Does the Canon warrant a universal application of scriptures?
Many Christians most probably do not know that the early church – at least in the first two hundred or so years – did not have a New Testament. It may be equally surprising to many to know that as late as the sixteenth and seventeenth centuries, the New Testament canon was still being debated from different perspectives.
For the Roman Catholic church, the New Testament canon was finally defined by the Council of Trent, in 1546. It was not until 1559 that the Gallic Confession of Faith defined it for the Calvinistic traditions. The final definition for the Church of England came in the Thirty Nine Articles of 1563. For the Greek Orthodox Church, the final definition came in the Synod of Jerusalem of 1672.
However, as early as around 180 A.D. Irenaeus, bishop of Lyons, referred to a Tetramorph, or a four gospel canon, and even earlier, in mid-second century, Justin Martyr mentioned "memoirs of the apostles" and "writings of the prophets" being read side by side on Sabbaths. Furthermore, as early as 200 A.D. Origen probably used a canon of 27 books in his catechetical school, but there were disputes with regard to the Letter to the Hebrews, The Letter of James, The Second Letter of Peter, The Third Letter of John and the Book of Revelation (the Antilegomena).

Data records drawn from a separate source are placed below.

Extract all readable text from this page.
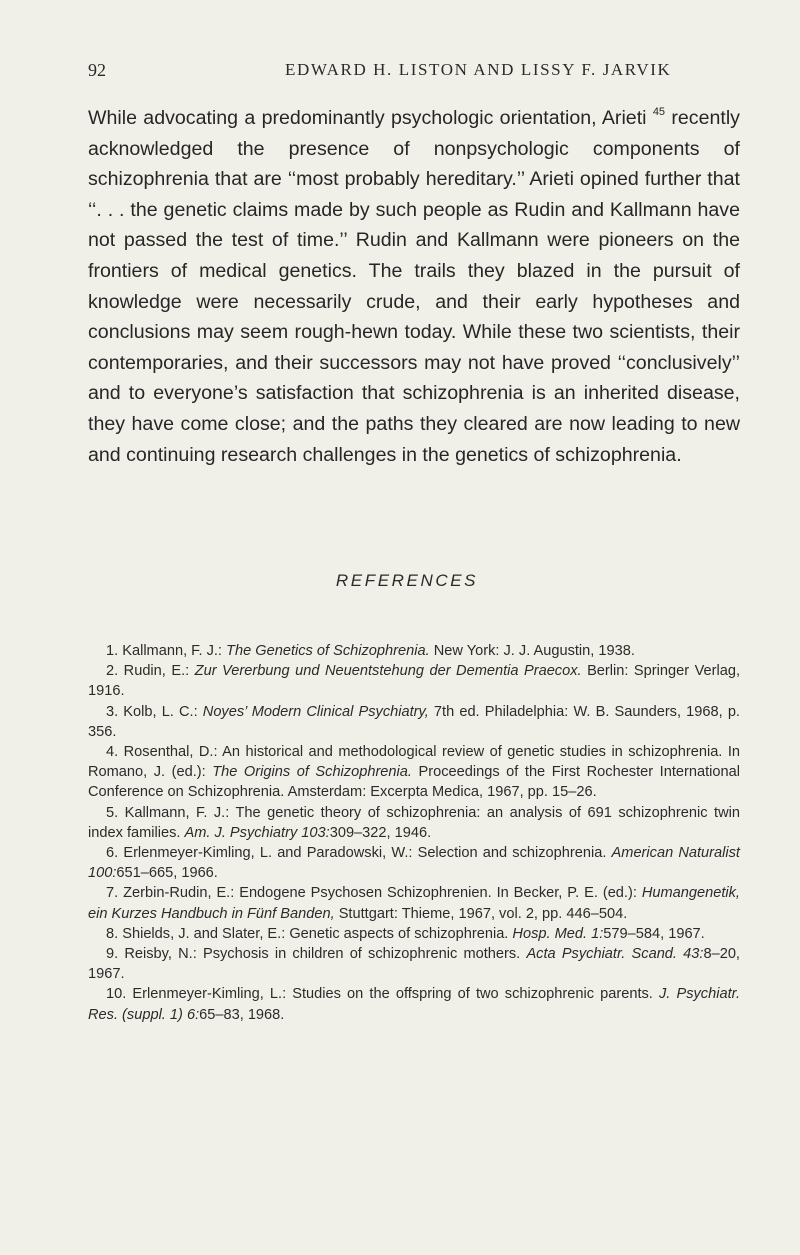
92	EDWARD H. LISTON AND LISSY F. JARVIK

While advocating a predominantly psychologic orientation, Arieti $^{45}$ recently acknowledged the presence of nonpsychologic components of schizophrenia that are ‘‘most probably hereditary.’’ Arieti opined further that ‘‘. . . the genetic claims made by such people as Rudin and Kallmann have not passed the test of time.’’ Rudin and Kallmann were pioneers on the frontiers of medical genetics. The trails they blazed in the pursuit of knowledge were necessarily crude, and their early hypotheses and conclusions may seem rough-hewn today. While these two scientists, their contemporaries, and their successors may not have proved ‘‘conclusively’’ and to everyone’s satisfaction that schizophrenia is an inherited disease, they have come close; and the paths they cleared are now leading to new and continuing research challenges in the genetics of schizophrenia.

REFERENCES

1. Kallmann, F. J.: The Genetics of Schizophrenia. New York: J. J. Augustin, 1938.

2. Rudin, E.: Zur Vererbung und Neuentstehung der Dementia Praecox. Berlin: Springer Verlag, 1916.

3. Kolb, L. C.: Noyes’ Modern Clinical Psychiatry, 7th ed. Philadelphia: W. B. Saunders, 1968, p. 356.

4. Rosenthal, D.: An historical and methodological review of genetic studies in schizophrenia. In Romano, J. (ed.): The Origins of Schizophrenia. Proceedings of the First Rochester International Conference on Schizophrenia. Amsterdam: Excerpta Medica, 1967, pp. 15–26.

5. Kallmann, F. J.: The genetic theory of schizophrenia: an analysis of 691 schizophrenic twin index families. Am. J. Psychiatry 103:309–322, 1946.

6. Erlenmeyer-Kimling, L. and Paradowski, W.: Selection and schizophrenia. American Naturalist 100:651–665, 1966.

7. Zerbin-Rudin, E.: Endogene Psychosen Schizophrenien. In Becker, P. E. (ed.): Humangenetik, ein Kurzes Handbuch in Fünf Banden, Stuttgart: Thieme, 1967, vol. 2, pp. 446–504.

8. Shields, J. and Slater, E.: Genetic aspects of schizophrenia. Hosp. Med. 1:579–584, 1967.

9. Reisby, N.: Psychosis in children of schizophrenic mothers. Acta Psychiatr. Scand. 43:8–20, 1967.

10. Erlenmeyer-Kimling, L.: Studies on the offspring of two schizophrenic parents. J. Psychiatr. Res. (suppl. 1) 6:65–83, 1968.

It is therefore, fair to say that by the beginning of the third century, most of the 27 books of the New Testament were already known, but their canonicity was still unsettled.
It was not until the latter half of the fourth century, in 367, that Athanasius, bishop of Alexandria, in his Easter Letter, explicitly gave a list of the 27 books that would later become the canon of the New Testament. The Synod of Hippo, in 393, became the first church council to accept the list and in 397 and 419 the Councils of Carthage followed suit.
These were councils under the leadership of St. Augustine, who considered the canon closed.
There is no doubt, therefore, that the New Testament canon was a process that took many years. It was not a one time settlement and, at the blink of an eye, there was an agreed upon New Testament. Furthermore, the disputes were the result of different believing communities bringing in their particular and unique milieu, understandings and interpretations.
Even the issue of divine inspiration was variously understood and interpreted. Church councils were instrumental in forging a common understanding for the believing communities. In due time a prevailing side decided what would be orthodoxy and determined the opposite side to be heresy. Being on the losing side often carried severe consequences too.
The views of infallibility and inerrancy held by many today have no historical basis. It is true that there are some timeless lessons in all scriptures. It is equally true that contextualization and interpretation are equally necessary tools. The one-fits-all application does not have a foundation in history.